Wed, Jan 9, 2013 : 2:06 p.m.

Better yet, let's just set the entire middle class on fire! Why destroy it in dribs and drabs when one huge conflagration would be more efficient--and cost-effective?!


Wed, Jan 9, 2013 : 12:09 p.m.

Wow, no healthcare for family will not help retain experienced employees.


Wed, Jan 9, 2013 : 1:08 p.m.

Those employees with experience can find excellent jobs in the private sector with benefits matching their previous public level...

Basic Bob

Wed, Jan 9, 2013 : 12:57 p.m.

That concerned me, too. You can't expect to hire people with families on this. It would be better to stop allowing people to carry over unused vacation and sick time.

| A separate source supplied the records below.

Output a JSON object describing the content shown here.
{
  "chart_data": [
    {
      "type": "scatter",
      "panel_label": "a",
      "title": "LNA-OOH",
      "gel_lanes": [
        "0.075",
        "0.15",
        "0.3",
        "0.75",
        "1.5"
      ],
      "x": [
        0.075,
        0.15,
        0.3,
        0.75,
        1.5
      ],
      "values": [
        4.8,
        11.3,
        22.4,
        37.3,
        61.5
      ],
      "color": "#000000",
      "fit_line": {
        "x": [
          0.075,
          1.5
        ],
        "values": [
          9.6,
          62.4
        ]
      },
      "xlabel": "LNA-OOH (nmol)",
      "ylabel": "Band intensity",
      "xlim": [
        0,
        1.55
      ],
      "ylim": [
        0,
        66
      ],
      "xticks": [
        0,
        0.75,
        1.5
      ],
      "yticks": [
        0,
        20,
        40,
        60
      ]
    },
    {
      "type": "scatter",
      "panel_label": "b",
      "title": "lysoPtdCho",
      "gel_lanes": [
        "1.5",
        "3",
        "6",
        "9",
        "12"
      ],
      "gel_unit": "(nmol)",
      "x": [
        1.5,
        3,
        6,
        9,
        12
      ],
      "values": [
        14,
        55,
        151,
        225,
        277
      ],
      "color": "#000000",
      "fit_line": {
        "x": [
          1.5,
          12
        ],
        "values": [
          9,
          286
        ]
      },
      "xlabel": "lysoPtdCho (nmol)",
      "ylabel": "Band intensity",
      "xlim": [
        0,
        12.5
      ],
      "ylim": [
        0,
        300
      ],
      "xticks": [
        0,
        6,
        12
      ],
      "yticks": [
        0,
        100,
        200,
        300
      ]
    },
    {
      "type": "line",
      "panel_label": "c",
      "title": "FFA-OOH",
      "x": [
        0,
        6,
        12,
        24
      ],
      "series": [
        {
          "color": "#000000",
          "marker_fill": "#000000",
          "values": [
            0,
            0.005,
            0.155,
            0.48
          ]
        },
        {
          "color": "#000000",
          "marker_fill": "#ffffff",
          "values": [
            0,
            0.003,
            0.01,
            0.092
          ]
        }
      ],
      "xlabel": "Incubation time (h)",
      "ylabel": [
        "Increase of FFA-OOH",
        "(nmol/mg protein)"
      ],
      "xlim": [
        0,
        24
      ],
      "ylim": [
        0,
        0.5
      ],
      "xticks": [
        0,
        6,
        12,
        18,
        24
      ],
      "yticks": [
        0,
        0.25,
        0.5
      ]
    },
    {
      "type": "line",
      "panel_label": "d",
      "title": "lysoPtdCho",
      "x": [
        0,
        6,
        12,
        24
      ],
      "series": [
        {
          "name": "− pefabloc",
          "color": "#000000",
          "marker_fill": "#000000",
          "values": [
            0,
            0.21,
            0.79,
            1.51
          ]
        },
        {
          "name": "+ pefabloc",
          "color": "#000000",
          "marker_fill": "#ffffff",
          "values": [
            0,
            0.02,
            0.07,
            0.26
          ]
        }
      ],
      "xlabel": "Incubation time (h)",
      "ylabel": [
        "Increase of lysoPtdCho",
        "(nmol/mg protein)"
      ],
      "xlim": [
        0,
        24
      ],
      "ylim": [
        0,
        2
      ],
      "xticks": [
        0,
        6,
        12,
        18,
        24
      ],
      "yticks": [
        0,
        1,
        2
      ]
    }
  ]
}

Wed, Jan 9, 2013 : 11:21 a.m.

How about the city use a defined contribution plan (401K) like the rest of the businesses world instead of the defined benefit plan (pension)? Overall, those cuts seem like a band-aid on a gunshot wound.


Wed, Jan 9, 2013 : 8:32 p.m.

@ahi, the city STILL has to pay into the pension plan, which is much more costly long-term. So no, there is no doubling of costs.


Wed, Jan 9, 2013 : 3:23 p.m.

Switching to a defined contribution plan means doubling costs. The city would have to continue paying the defined benefits of retirees and the defined contributions of current employees.


Wed, Jan 9, 2013 : 2:54 p.m.

I didn't see alot to be angry about if you are a new hire for the city. I agree, they need to cut more from new hires, maybe making up in pay for what they take out of benefits.